One waits patiently through the first hour, because Kubrick is obviously trying to be very, very methodical about the exposition. But the wait proves futile. Things don't begin popping. The payoffs don't give you the shivers. There's no follow-through on the occasional ominous touch that works, like the overhead shots of Jack's VW driving to the hotel at the start of the film or the sensational, all two brief low-angle shots behind Danny's Big Wheel as he pedals around the hotel.

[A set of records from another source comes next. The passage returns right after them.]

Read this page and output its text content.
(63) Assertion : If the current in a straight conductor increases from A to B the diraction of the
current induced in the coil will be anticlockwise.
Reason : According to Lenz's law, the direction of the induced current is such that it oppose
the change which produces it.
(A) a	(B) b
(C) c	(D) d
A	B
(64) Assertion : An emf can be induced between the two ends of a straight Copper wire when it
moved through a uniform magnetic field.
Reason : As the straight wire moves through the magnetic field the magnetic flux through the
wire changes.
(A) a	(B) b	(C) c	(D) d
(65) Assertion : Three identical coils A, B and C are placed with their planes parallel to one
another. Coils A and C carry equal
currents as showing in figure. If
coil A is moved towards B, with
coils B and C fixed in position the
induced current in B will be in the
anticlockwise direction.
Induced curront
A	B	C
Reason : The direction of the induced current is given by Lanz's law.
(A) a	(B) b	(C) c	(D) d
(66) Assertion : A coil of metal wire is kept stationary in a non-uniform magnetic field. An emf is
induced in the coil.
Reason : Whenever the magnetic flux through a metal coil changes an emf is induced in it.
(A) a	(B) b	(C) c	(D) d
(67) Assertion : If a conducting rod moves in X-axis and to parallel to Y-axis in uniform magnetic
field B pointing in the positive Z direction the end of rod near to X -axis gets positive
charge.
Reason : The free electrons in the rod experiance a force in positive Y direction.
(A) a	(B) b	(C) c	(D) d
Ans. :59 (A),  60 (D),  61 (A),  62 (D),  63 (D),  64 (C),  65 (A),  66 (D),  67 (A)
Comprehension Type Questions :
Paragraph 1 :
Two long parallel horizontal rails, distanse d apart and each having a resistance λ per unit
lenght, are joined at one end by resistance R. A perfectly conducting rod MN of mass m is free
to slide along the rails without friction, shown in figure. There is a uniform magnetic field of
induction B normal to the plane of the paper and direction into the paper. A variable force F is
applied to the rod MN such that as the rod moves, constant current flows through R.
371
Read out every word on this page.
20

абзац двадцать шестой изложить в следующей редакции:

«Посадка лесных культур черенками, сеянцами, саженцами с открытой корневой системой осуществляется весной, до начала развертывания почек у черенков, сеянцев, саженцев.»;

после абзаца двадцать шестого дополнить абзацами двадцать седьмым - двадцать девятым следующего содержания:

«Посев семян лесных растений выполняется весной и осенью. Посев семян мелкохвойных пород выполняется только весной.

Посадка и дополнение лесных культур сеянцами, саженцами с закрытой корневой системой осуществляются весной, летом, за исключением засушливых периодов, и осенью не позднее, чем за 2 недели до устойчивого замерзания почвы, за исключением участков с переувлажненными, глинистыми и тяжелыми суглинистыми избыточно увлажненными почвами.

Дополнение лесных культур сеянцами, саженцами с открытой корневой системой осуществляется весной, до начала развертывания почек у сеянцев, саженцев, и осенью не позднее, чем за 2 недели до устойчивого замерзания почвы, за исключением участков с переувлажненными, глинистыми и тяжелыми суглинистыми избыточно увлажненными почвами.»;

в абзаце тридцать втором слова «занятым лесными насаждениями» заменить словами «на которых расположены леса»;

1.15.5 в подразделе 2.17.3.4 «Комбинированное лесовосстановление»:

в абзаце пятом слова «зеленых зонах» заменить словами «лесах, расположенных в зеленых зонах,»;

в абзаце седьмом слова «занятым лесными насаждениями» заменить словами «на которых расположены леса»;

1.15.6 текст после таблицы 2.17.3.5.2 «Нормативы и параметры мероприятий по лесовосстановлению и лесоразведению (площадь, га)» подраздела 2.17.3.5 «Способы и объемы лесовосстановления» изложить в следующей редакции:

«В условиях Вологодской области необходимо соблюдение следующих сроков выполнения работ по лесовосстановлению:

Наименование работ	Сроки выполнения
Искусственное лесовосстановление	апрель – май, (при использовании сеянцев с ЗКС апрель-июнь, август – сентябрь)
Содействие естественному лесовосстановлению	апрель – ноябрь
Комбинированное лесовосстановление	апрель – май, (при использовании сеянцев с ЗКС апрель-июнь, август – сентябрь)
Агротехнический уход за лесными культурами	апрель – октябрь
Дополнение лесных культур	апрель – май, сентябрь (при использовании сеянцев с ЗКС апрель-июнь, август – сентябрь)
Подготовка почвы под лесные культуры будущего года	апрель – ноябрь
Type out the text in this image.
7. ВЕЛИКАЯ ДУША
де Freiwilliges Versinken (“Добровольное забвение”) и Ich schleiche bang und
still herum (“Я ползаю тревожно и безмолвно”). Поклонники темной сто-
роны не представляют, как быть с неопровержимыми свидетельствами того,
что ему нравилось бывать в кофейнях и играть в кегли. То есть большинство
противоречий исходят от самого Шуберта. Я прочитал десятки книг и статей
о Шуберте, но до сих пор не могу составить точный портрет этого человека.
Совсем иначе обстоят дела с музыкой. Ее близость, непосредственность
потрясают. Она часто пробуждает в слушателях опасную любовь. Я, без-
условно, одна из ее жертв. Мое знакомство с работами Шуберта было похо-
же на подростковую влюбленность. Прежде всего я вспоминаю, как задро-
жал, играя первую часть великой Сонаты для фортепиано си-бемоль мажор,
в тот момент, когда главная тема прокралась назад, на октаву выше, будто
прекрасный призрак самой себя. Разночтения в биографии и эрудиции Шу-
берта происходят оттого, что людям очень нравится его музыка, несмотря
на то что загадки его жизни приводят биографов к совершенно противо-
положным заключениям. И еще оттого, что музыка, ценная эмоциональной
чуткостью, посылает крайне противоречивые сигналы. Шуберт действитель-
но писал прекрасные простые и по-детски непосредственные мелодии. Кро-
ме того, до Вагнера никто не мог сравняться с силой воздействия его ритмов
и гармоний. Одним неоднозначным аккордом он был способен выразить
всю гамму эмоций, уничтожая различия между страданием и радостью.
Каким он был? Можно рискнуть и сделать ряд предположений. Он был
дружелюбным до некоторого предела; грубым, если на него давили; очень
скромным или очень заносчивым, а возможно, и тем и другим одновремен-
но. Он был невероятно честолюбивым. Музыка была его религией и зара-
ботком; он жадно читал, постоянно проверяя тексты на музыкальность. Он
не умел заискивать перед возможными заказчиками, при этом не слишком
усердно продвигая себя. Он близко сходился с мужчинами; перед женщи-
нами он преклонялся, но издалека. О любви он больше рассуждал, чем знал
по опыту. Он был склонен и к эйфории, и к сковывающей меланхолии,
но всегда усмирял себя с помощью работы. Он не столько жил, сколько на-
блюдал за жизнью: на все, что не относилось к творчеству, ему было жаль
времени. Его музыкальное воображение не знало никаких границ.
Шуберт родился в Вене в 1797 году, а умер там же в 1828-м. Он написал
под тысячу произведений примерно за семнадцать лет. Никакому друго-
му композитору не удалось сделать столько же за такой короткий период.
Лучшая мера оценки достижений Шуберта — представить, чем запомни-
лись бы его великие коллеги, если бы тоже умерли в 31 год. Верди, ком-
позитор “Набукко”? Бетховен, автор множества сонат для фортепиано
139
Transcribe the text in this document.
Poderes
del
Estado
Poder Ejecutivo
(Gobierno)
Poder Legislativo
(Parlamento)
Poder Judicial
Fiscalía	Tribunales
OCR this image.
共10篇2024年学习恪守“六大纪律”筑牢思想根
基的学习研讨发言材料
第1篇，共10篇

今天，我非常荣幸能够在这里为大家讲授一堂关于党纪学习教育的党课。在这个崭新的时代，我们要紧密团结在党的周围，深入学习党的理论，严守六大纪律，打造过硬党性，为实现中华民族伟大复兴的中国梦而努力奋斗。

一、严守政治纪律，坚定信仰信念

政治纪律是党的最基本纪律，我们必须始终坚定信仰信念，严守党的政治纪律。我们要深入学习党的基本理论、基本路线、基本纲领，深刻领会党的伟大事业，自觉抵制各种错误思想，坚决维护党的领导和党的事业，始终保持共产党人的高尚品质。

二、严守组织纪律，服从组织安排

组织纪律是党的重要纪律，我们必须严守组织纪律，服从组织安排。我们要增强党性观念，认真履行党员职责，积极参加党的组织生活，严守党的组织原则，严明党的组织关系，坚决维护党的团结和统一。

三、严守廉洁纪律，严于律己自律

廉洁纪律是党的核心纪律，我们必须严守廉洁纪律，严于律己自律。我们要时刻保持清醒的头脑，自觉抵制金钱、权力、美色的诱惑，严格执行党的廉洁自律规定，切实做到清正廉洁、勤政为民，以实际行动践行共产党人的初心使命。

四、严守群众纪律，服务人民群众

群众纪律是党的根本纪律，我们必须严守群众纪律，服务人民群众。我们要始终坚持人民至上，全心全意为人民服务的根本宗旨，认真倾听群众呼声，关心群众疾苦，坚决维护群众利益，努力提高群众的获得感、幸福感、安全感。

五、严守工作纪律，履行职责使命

In retrospect, these moments loom larger because so many others have fizzled out.
The movie is littered with remnants of episodes that were integral to the novel but appear vague or inexplicable on the screen. (Nicholson's first encounter with a ghostly bartender is perhaps the worst example.) And readers of King's novel are likely to feel justifiably contemptuous of two switches at the denouement: an ill-advised change of victims and the abandonment of an apocalyptic disaster in favor of a "kicker" weakly patterned after the Rosebud gimmick in "Citizen Kane."
At this melancholy point in his career, Kubruick seems incapable of begging, borrowing or stealing an effective brainstorm. He's so listlessly detached that he can't even do justice to a presold chiller-diller overstocked with sensational opportunities.